The Broadway play remains faithful to the story. Brigance represents Carl Lee Hailey, a father who intentionally murders the two men who raped and nearly killed his ten-year-old daughter. Mississippi’s racist past and the double standard that applies to black men who come before the law raises a moral question with legal implications: Are there times when killing is justified and, in such situations, should the law simply look the other way? Despite this weighty theme with its high drama, the play, like the novel and film before it, possesses the dry humor and quaint folksiness of an episode of Matlock—Seersucker suit and all.

Sycamore Row finds Jake Brigance three years after his celebrated defense of Carl Lee Hailey with yet another relic of Mississippi’s cursed racial divide. His task is to defend the handwritten last will and testament of a wealthy landowner who disinherits his children and gives virtually his entire estate to a female African-American caretaker who has been in his employ for only a short time. Was he the victim of “undue influence” or is Jake’s dead client trying to send a message—and to right a terrible wrong—from his grave? The traumatic past continues to play tricks on the new South.

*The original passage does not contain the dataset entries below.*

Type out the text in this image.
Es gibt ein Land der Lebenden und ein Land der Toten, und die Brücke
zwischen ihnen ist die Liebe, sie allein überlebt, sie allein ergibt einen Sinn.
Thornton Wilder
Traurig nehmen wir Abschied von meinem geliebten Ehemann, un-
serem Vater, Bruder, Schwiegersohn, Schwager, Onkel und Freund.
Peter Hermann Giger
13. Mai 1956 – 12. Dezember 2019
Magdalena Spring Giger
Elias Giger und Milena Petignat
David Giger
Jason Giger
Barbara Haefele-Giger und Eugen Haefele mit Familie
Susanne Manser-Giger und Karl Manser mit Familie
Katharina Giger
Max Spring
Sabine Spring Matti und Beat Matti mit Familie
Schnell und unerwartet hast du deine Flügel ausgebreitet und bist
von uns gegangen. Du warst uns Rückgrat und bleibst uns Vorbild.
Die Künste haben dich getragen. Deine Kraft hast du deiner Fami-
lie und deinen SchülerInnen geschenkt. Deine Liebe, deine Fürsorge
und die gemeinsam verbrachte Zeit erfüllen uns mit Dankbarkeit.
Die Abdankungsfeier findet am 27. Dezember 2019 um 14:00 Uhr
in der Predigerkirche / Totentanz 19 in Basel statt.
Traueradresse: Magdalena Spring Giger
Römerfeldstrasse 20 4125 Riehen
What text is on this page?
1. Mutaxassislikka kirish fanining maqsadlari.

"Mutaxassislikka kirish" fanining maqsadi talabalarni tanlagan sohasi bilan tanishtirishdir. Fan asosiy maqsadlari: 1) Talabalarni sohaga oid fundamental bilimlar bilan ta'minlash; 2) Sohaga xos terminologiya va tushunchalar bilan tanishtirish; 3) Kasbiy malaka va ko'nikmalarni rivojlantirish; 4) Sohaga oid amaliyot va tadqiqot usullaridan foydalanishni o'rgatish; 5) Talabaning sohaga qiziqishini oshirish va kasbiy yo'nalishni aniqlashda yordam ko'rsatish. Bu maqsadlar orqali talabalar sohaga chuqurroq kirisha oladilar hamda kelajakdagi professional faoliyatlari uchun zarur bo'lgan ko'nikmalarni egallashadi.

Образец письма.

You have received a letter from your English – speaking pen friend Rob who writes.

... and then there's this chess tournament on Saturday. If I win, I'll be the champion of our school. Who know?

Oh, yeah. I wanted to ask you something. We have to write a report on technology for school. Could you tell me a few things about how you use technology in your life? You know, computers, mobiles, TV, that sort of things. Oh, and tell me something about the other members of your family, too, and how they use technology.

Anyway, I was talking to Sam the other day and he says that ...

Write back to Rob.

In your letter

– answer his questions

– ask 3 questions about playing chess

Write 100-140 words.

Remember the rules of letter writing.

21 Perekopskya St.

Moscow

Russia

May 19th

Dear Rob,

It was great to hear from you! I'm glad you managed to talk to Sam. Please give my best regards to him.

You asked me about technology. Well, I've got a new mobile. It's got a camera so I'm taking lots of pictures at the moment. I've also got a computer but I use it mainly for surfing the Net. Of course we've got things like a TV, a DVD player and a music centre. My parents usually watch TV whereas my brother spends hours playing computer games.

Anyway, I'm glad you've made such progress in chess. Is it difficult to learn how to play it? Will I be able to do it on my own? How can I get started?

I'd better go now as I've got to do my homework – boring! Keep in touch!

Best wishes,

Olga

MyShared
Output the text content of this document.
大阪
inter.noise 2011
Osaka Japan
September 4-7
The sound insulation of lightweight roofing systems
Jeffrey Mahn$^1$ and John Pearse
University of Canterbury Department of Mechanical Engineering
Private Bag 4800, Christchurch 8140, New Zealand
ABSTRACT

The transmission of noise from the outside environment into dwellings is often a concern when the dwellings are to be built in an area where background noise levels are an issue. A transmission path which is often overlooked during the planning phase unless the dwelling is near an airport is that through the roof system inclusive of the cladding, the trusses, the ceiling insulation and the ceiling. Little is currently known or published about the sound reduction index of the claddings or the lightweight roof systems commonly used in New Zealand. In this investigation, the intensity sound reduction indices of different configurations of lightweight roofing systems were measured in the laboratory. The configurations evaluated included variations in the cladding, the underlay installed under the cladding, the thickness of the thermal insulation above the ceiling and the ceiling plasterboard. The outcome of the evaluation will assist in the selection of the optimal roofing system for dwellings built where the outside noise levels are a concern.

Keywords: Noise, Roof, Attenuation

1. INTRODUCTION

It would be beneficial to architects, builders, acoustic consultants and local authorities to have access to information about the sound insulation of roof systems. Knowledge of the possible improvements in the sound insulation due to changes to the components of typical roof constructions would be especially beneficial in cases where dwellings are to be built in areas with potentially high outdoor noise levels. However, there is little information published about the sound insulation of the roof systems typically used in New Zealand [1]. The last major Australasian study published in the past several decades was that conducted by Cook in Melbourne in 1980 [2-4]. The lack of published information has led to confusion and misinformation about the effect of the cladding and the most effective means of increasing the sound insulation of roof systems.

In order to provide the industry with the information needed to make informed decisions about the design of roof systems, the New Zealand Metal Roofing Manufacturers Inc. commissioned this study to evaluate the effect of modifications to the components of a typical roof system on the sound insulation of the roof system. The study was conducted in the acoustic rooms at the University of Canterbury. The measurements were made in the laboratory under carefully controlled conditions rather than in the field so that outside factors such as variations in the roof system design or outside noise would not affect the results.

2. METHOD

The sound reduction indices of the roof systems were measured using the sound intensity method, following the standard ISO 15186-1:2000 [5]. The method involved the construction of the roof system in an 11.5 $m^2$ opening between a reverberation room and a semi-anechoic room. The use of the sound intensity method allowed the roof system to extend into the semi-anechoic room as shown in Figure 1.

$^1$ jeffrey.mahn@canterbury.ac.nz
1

A Time to Kill and Sycamore Row are driven by injustices that can’t really be redressed through the law alone. The crimes of the Deep South echo beyond the quaint courtrooms; the closing summations, regrettably, do not end in closure. Jake Brigance, affable and oozing in southern charm, and guided by a sense of justice that is perhaps more moral than legal, maintains the impulse to do the right thing—whether it is in keeping one client out of the electric chair or in fulfilling the testamentary wishes and redemptive act of another. Honor matters to Brigance, and to the man who in Jake has found his alter ego.

A Time to Kill is very autobiographical, and so is Sycamore Row,” Grisham acknowledged. “For ten years I practiced law in a small town in Mississippi, handling criminal cases and injury cases for people with no money, always dreaming of the big trial. This is why those two books have a level of authenticity that the others probably lack. Plus, there are so many wonderful characters who hang around courthouses in small towns. After all, the majority of us believe in honor and redemption, justice and equality, though the minority is large enough to keep life interesting.”